I want to pause here for a moment and talk about nostalgia. Since I have been dealing with it over these last few weeks, I’ve come to discover that my ideas of nostalgia may not be universal. I brought my musings of the season to a new friend of mine and they told me they simply did not experience nostalgia. “I just get over things so quickly and never really pay attention to my past; it’s over.” I couldn’t believe that there were people out there who could just not feel these feelings of equal parts joy and sadness where I had been wading through them almost every time I left the house. I tried to explain as I will try again here that nostalgia is not about not being able to get over your past. I’ve felt what that is and it is embarrassment or regret or broken heartedness. There is no joy in that.

Nostalgia may come with a longing for the past but it is more than that. It is a recognition of time before, that it was there, that it happened, and that it’s part of you. It’s retroactive appreciation for a moment that perhaps you neglected to appreciate when it was around. It’s a healthy relationship with your whole self. Time isn’t linear and neither is our experience. It’s all happening now and nostalgia may be the purest recognition of that.

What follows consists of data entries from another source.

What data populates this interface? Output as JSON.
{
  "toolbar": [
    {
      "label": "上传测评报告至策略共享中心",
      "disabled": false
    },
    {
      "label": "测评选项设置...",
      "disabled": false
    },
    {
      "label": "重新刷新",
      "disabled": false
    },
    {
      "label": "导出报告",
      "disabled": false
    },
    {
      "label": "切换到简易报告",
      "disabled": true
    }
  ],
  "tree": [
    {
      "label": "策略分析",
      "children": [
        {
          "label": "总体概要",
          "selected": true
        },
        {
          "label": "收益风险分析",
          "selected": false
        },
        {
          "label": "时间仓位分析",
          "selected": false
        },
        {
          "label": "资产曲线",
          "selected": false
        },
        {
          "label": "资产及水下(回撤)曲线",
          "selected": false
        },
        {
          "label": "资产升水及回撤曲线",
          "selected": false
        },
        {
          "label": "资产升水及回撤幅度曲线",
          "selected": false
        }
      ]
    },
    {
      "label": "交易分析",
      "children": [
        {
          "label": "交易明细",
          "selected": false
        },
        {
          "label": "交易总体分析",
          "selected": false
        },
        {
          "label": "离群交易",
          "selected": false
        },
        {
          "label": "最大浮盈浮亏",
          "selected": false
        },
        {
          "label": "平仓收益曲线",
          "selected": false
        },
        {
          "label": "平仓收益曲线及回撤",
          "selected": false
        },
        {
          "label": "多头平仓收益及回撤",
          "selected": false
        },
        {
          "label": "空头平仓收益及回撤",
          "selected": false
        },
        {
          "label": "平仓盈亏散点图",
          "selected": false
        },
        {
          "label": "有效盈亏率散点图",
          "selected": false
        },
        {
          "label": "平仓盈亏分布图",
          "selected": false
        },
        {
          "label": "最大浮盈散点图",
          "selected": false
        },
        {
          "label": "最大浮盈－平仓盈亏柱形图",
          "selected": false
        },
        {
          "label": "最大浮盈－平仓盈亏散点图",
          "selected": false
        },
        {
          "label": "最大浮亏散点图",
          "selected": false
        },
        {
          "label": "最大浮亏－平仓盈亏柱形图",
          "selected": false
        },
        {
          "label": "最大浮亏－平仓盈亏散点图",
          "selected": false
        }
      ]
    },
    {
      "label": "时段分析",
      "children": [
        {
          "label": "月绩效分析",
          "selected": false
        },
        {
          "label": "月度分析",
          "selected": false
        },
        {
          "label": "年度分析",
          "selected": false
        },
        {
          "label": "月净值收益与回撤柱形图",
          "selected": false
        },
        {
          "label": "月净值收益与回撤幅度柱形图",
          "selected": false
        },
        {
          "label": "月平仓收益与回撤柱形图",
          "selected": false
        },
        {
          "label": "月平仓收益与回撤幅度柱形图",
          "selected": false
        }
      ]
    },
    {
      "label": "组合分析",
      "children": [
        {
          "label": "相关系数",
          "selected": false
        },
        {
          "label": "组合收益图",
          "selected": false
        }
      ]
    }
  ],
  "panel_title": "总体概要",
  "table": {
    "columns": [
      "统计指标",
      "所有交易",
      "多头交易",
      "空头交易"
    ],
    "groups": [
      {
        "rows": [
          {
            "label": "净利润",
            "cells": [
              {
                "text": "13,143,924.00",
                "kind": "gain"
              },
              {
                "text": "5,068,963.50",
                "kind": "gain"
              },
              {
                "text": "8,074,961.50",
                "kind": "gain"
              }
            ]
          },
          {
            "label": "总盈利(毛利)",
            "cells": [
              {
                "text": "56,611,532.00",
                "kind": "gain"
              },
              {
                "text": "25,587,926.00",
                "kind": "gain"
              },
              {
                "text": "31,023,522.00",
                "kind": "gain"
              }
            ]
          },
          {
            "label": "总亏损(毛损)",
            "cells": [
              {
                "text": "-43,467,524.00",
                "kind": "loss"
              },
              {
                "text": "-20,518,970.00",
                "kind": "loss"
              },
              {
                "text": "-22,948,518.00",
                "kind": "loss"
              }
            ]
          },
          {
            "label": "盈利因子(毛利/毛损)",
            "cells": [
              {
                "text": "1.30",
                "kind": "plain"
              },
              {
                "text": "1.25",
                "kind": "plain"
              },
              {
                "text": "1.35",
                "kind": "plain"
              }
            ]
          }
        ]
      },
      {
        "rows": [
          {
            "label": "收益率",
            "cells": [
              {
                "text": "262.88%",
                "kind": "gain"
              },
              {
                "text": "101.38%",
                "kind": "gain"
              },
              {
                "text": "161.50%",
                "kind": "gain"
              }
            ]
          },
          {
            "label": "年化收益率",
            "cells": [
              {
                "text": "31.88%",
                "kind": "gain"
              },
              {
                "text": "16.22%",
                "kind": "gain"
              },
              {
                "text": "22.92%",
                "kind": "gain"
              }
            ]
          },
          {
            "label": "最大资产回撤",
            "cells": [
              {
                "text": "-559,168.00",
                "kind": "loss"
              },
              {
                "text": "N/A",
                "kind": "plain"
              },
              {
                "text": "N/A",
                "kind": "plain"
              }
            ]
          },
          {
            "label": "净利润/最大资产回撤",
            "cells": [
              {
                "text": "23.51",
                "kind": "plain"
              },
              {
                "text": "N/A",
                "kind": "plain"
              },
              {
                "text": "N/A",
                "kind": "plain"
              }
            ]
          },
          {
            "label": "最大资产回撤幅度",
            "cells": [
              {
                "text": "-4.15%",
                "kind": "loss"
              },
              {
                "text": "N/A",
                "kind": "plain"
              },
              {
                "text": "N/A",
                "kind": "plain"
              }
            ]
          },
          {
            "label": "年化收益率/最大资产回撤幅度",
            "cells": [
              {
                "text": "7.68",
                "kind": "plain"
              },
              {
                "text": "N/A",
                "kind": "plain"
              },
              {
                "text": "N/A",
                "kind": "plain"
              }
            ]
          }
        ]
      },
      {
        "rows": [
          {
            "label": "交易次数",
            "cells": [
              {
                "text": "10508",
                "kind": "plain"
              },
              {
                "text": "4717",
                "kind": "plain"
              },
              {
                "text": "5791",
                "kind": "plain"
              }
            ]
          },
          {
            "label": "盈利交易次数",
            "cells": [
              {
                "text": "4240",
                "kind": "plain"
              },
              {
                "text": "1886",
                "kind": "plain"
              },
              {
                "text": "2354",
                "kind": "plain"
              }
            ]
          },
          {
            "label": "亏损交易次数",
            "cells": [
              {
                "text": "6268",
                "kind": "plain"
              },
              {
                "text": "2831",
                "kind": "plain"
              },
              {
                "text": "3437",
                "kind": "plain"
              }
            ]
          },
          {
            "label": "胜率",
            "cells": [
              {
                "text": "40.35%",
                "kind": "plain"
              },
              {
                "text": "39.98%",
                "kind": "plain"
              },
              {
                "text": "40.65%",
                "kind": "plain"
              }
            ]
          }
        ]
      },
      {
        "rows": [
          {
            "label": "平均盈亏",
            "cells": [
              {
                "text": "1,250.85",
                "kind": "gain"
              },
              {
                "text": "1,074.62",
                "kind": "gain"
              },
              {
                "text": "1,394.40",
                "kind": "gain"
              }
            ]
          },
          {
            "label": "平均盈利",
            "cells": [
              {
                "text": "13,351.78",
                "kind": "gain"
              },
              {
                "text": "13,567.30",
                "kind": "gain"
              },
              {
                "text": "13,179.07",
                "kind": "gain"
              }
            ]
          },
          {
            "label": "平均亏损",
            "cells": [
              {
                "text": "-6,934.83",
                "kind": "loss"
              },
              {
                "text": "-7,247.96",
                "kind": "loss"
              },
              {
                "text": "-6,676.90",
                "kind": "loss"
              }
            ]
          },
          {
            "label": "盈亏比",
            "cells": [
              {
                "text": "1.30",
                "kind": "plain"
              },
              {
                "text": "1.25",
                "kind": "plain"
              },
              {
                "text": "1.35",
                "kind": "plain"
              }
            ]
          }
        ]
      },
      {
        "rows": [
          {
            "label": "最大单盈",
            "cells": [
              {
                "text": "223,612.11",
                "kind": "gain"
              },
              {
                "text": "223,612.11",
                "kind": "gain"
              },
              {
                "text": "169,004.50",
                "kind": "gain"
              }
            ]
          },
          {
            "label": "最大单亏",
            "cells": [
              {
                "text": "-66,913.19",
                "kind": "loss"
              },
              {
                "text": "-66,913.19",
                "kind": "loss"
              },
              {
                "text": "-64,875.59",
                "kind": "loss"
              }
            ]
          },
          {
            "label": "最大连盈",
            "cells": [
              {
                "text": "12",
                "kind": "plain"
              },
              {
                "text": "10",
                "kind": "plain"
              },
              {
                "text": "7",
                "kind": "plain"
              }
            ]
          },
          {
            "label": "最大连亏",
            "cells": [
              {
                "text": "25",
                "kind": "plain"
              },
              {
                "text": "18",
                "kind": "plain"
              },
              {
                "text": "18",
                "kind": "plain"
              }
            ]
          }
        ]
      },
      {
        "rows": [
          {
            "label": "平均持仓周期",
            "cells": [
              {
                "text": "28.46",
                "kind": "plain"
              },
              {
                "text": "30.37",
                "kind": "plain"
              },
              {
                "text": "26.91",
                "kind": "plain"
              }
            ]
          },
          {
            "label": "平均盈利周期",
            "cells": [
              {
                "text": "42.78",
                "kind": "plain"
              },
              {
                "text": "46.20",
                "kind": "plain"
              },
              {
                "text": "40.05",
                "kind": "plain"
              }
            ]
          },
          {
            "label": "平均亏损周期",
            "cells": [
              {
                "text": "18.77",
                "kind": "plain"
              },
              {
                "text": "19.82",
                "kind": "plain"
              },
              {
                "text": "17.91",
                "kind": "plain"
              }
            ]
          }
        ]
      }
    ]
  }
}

Autumn brings this up for me in a way no other season or object or song or experience could. And a first autumn in New York means there’s a day in September that feels like Valentine’s day in 8th grade in your favorite burgundy striped turtleneck and making eyes at your crush who doesn’t care that you exist. Remembering he got married recently. It means when you’re walking to the subway at night and someone passes you speaking a language you don’t recognize, Christmas markets in Budapest sparkle behind your eyes. It means that when you pull out your lipstick and put on Cherry Skies, the memory of your first New Year’s Eve kiss two years ago flashes in the corner of your mind before flooding you with the kind of nostalgia only newness can bring.

And that’s it, isn’t it? It’s the new, the unfamiliar that brings up the comfort of the past. The memories that are like home, the ones you can point out every detail and say, “This is why I am.” They tell you that soon this will be familiar too. Soon it won’t be new. Soon it will be summer again marching relentlessly and Valentine’s day and Budapest and Cherry Skies will be put to rest.